The Problems With LinkedIn’s Position
Williams breaks down the ways EFF believes LinkedIn is in the wrong and will ultimately lose its strategy of keeping out bots from accessing user profile information.
- Bending the law into something it wasn’t meant to do. Accessing public information on the open Internet cannot — and should not — give rise to liability under a law meant to target breaking into private computers to access non-public information.
- Throwing the baby out with the bathwater. Williams argues that imposing CFAA liability for accessing publicly available information via automated scripts would potentially criminalize all automated “scraping” tools, including a wide range of valuable tools and services that Internet users, journalists, and researchers around the world rely on every day. Google, as well as a lot of other services, can’t exist without bots.
- Rule of Lenity. By potentially criminalizing everyday online tools, LinkedIn’s position violates this long-held rule, which requires criminal statutes be interpreted to give clear notice of what conduct is criminal.
- Old laws can’t do new tricks. A 1986 law is too blunt to be paramount in a complicated digital rights case in 2017. EFF believes doing so will undermine open access to information on the Internet for everyone.
- Siding with LinkedIn won’t actually protect privacy. Profiles that are inherently posted publicly will never enjoy widespread privacy. The data will still be freely available on the open Internet for malicious actors and anyone not within the jurisdiction of the United States to access and use however they wish. It’s just an illusion of privacy.
- LinkedIn can’t have its SEO cake and eat it, too. LinkedIn’s success has been supported by organic search traffic from engines like Google and Bing, which index pages on LinkedIn through bots. Essentially, the nonprofit doesn’t think LinkedIn can be open in some ways, but closed in others. The organization also notes that LinkedIn profiles are public by default.

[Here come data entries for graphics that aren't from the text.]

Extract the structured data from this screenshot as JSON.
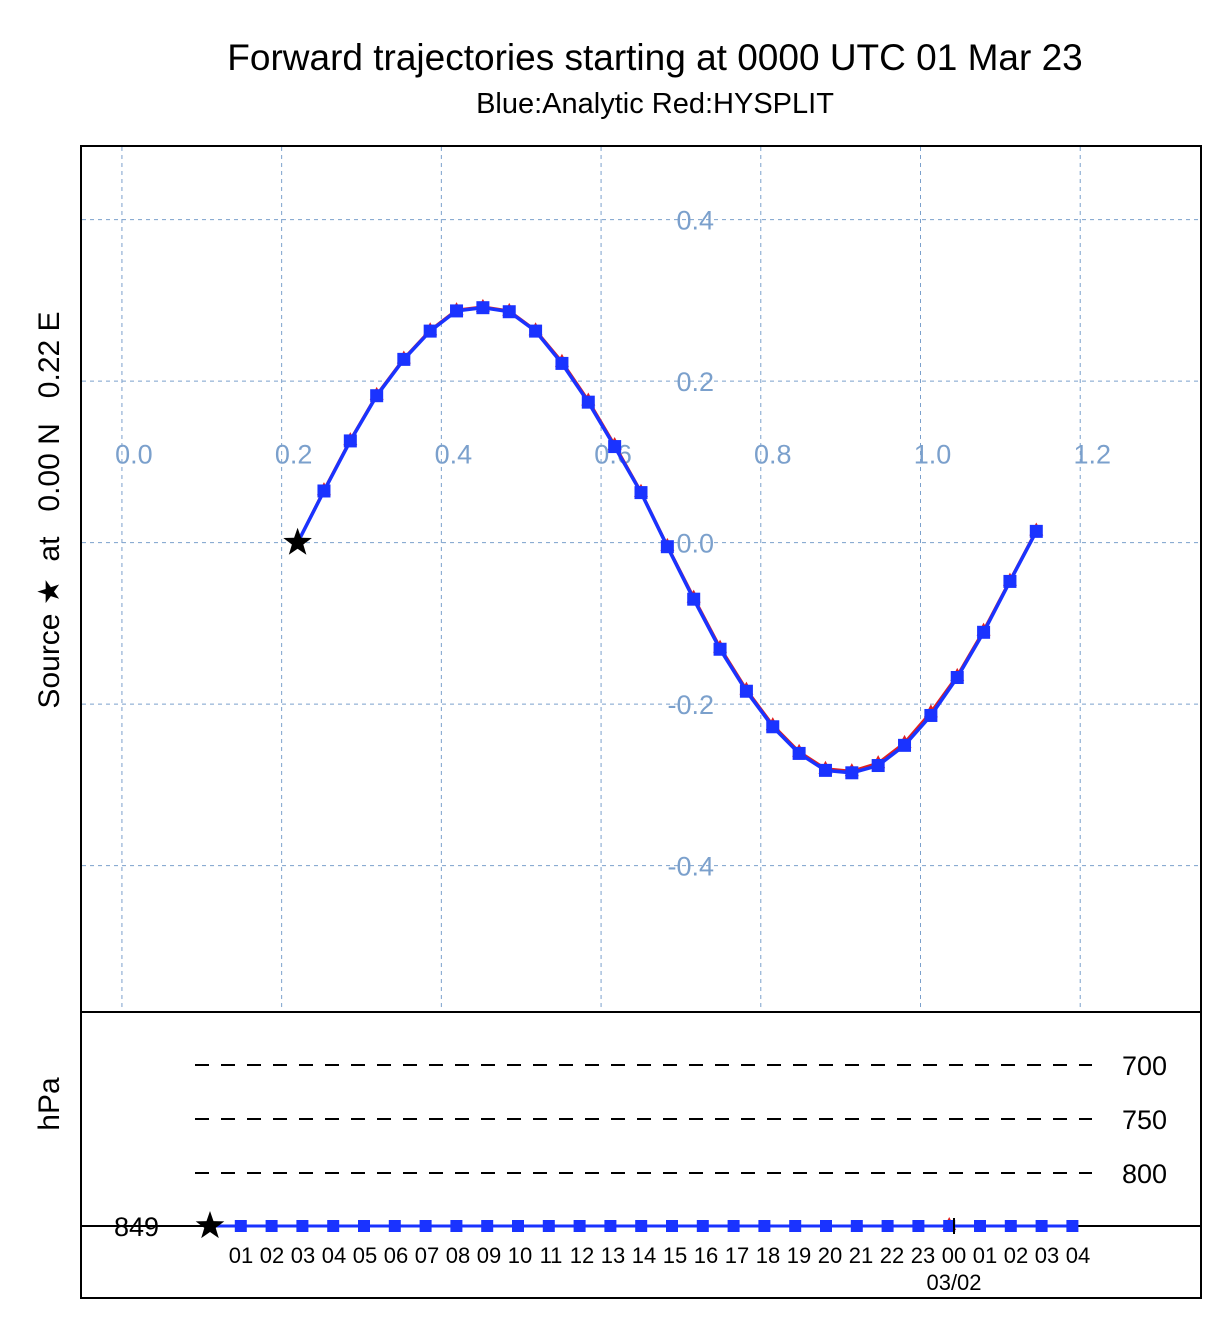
{
  "title": "Forward trajectories starting at 0000 UTC 01 Mar 23",
  "subtitle": "Blue:Analytic  Red:HYSPLIT",
  "ylabel": "Source ★  at   0.00 N   0.22 E",
  "height_panel": {
    "ylabel": "hPa",
    "source_level": "849",
    "levels": [
      "700",
      "750",
      "800"
    ],
    "time_labels": [
      "01",
      "02",
      "03",
      "04",
      "05",
      "06",
      "07",
      "08",
      "09",
      "10",
      "11",
      "12",
      "13",
      "14",
      "15",
      "16",
      "17",
      "18",
      "19",
      "20",
      "21",
      "22",
      "23",
      "00",
      "01",
      "02",
      "03",
      "04"
    ],
    "date_label": "03/02"
  },
  "colors": {
    "analytic": "#1a33ff",
    "hysplit": "#e02020",
    "grid": "#7ba0cc",
    "source": "#000000"
  },
  "chart_data": {
    "type": "line",
    "title": "Forward trajectories starting at 0000 UTC 01 Mar 23",
    "subtitle": "Blue:Analytic  Red:HYSPLIT",
    "xlabel": "",
    "ylabel": "Source ★  at   0.00 N   0.22 E",
    "x_ticks": [
      0.0,
      0.2,
      0.4,
      0.6,
      0.8,
      1.0,
      1.2
    ],
    "y_ticks": [
      0.4,
      0.2,
      0.0,
      -0.2,
      -0.4
    ],
    "x_tick_labels": [
      "0.0",
      "0.2",
      "0.4",
      "0.6",
      "0.8",
      "1.0",
      "1.2"
    ],
    "y_tick_labels": [
      "0.4",
      "0.2",
      "0.0",
      "-0.2",
      "-0.4"
    ],
    "xlim": [
      -0.05,
      1.35
    ],
    "ylim": [
      -0.58,
      0.49
    ],
    "grid": true,
    "source": {
      "lon": 0.22,
      "lat": 0.0
    },
    "series": [
      {
        "name": "Analytic",
        "lon": [
          0.22,
          0.253,
          0.286,
          0.319,
          0.353,
          0.386,
          0.419,
          0.452,
          0.485,
          0.518,
          0.551,
          0.584,
          0.617,
          0.65,
          0.683,
          0.716,
          0.749,
          0.782,
          0.815,
          0.848,
          0.881,
          0.914,
          0.947,
          0.98,
          1.013,
          1.046,
          1.079,
          1.112,
          1.145
        ],
        "lat": [
          0.0,
          0.064,
          0.126,
          0.182,
          0.227,
          0.262,
          0.287,
          0.291,
          0.286,
          0.262,
          0.222,
          0.174,
          0.119,
          0.062,
          -0.005,
          -0.07,
          -0.132,
          -0.184,
          -0.228,
          -0.261,
          -0.282,
          -0.285,
          -0.276,
          -0.251,
          -0.214,
          -0.167,
          -0.111,
          -0.048,
          0.014
        ],
        "pressure": [
          849,
          849,
          849,
          849,
          849,
          849,
          849,
          849,
          849,
          849,
          849,
          849,
          849,
          849,
          849,
          849,
          849,
          849,
          849,
          849,
          849,
          849,
          849,
          849,
          849,
          849,
          849,
          849,
          849
        ]
      },
      {
        "name": "HYSPLIT",
        "lon": [
          0.22,
          0.253,
          0.286,
          0.319,
          0.353,
          0.386,
          0.419,
          0.452,
          0.485,
          0.518,
          0.551,
          0.584,
          0.617,
          0.65,
          0.683,
          0.716,
          0.749,
          0.782,
          0.815,
          0.848,
          0.881,
          0.914,
          0.947,
          0.98,
          1.013,
          1.046,
          1.079,
          1.112,
          1.145
        ],
        "lat": [
          0.0,
          0.065,
          0.127,
          0.183,
          0.228,
          0.263,
          0.288,
          0.292,
          0.287,
          0.263,
          0.224,
          0.176,
          0.121,
          0.063,
          -0.004,
          -0.068,
          -0.13,
          -0.182,
          -0.226,
          -0.259,
          -0.28,
          -0.283,
          -0.273,
          -0.248,
          -0.21,
          -0.165,
          -0.109,
          -0.047,
          0.015
        ],
        "pressure": [
          849,
          849,
          849,
          849,
          849,
          849,
          849,
          849,
          849,
          849,
          849,
          849,
          849,
          849,
          849,
          849,
          849,
          849,
          849,
          849,
          849,
          849,
          849,
          849,
          849,
          849,
          849,
          849,
          849
        ]
      }
    ]
  }
}
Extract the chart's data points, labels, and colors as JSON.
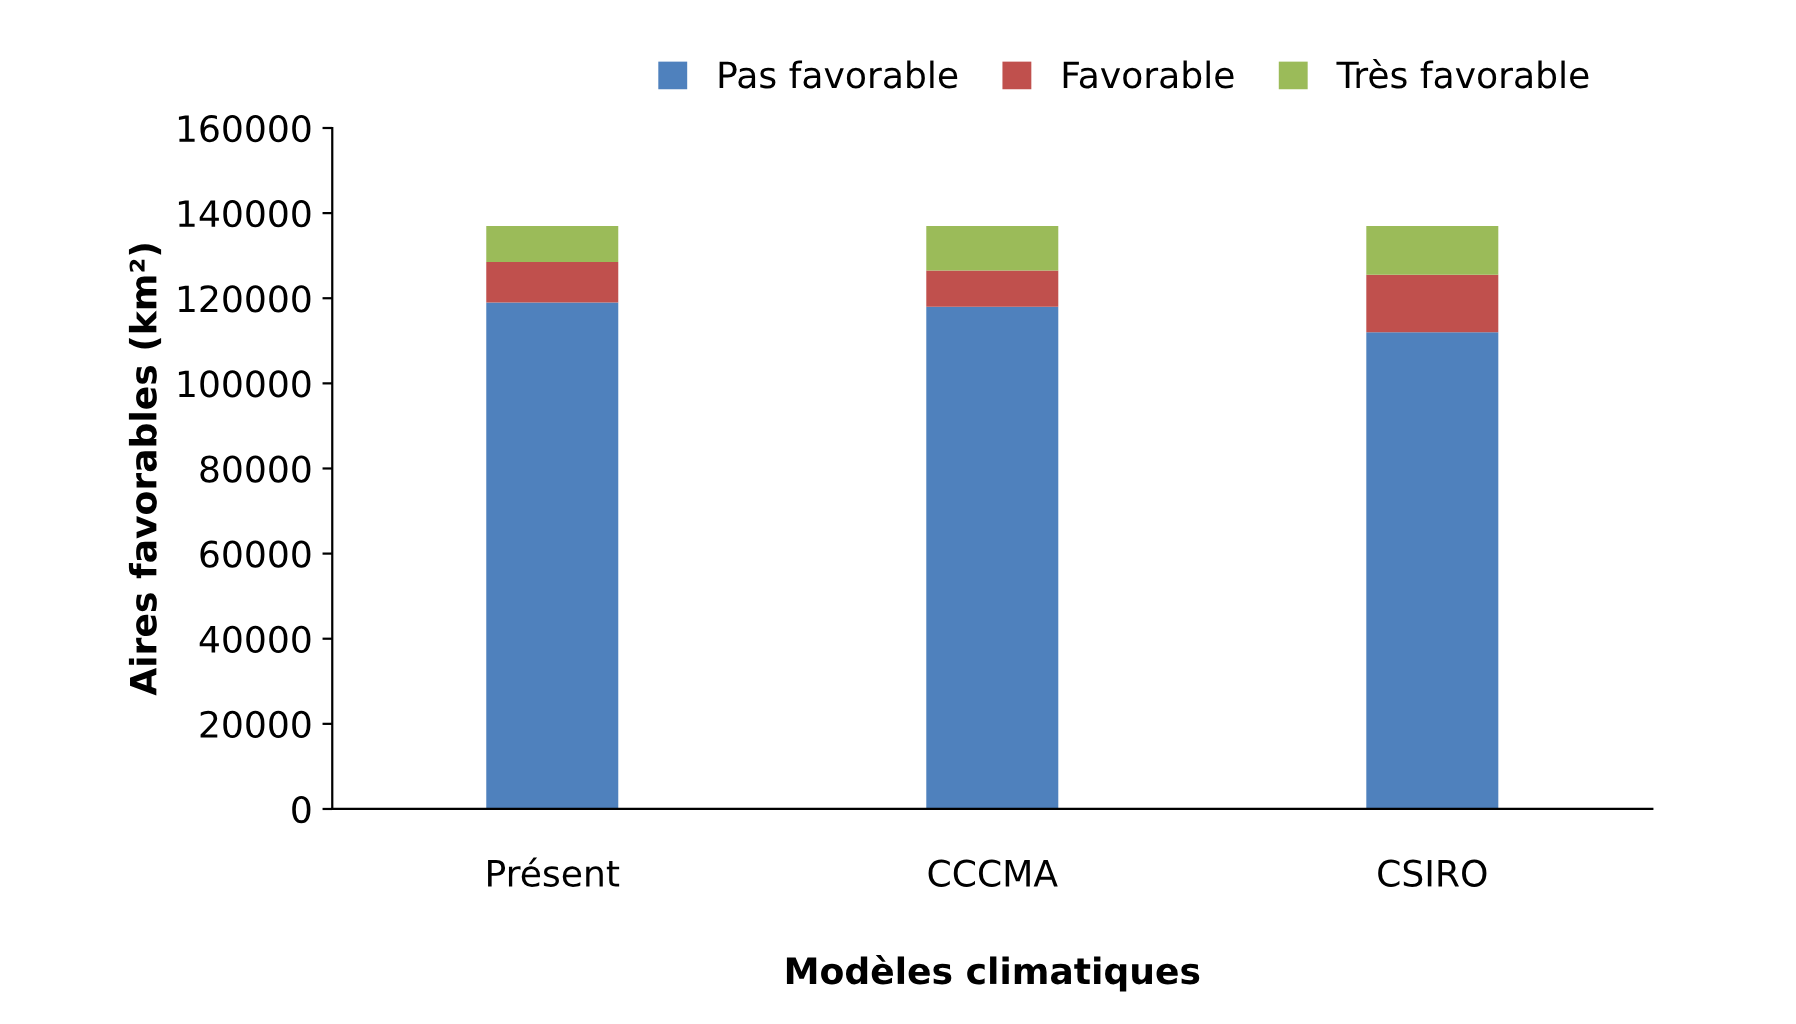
{
  "chart_data": {
    "type": "bar",
    "stacked": true,
    "xlabel": "Modèles climatiques",
    "ylabel": "Aires favorables (km²)",
    "categories": [
      "Présent",
      "CCCMA",
      "CSIRO"
    ],
    "series": [
      {
        "name": "Pas favorable",
        "color": "#4f81bd",
        "values": [
          119000,
          118000,
          112000
        ]
      },
      {
        "name": "Favorable",
        "color": "#c0504d",
        "values": [
          9500,
          8500,
          13500
        ]
      },
      {
        "name": "Très favorable",
        "color": "#9bbb59",
        "values": [
          8500,
          10500,
          11500
        ]
      }
    ],
    "ylim": [
      0,
      160000
    ],
    "yticks": [
      0,
      20000,
      40000,
      60000,
      80000,
      100000,
      120000,
      140000,
      160000
    ],
    "legend": "top",
    "grid": false
  }
}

Many in the employment industry are watching the case involving LinkedIn and hiQ closely, and they should, but this case has consequences well beyond our world of recruiting and HR. EFF’s involvement and interest highlights this fact.
“The web crawlers that power tools we all rely on every day, including Google Search and Amici DuckDuckGo and Internet Archive, are Internet bots,” wrote Williams. “News aggregation tools, including Google’s Crisis Map, which aggregated critical information about the California’s October 2016 wildfires, are Internet bots.
“ProPublica journalists used automated scrappers to investigate Amazon’s algorithm for ranking products by price and uncovered that Amazon’s pricing algorithm was hiding the best deals from many of its customers. The researchers who studied racial discrimination on Airbnb also used bots, and found that distinctively African American names were 16 percent less likely to be accepted relative to identical guests with distinctively white names.”
I initially touted LinkedIn vs. hiQ as a David vs. Goliath dogfight, pitting a chihuahua against a pit bull. However, seeing how much impact the decision could have on major corporations, as well as the common good, means this is likely turning into a heavyweight title fight. Grab ya’ popcorn.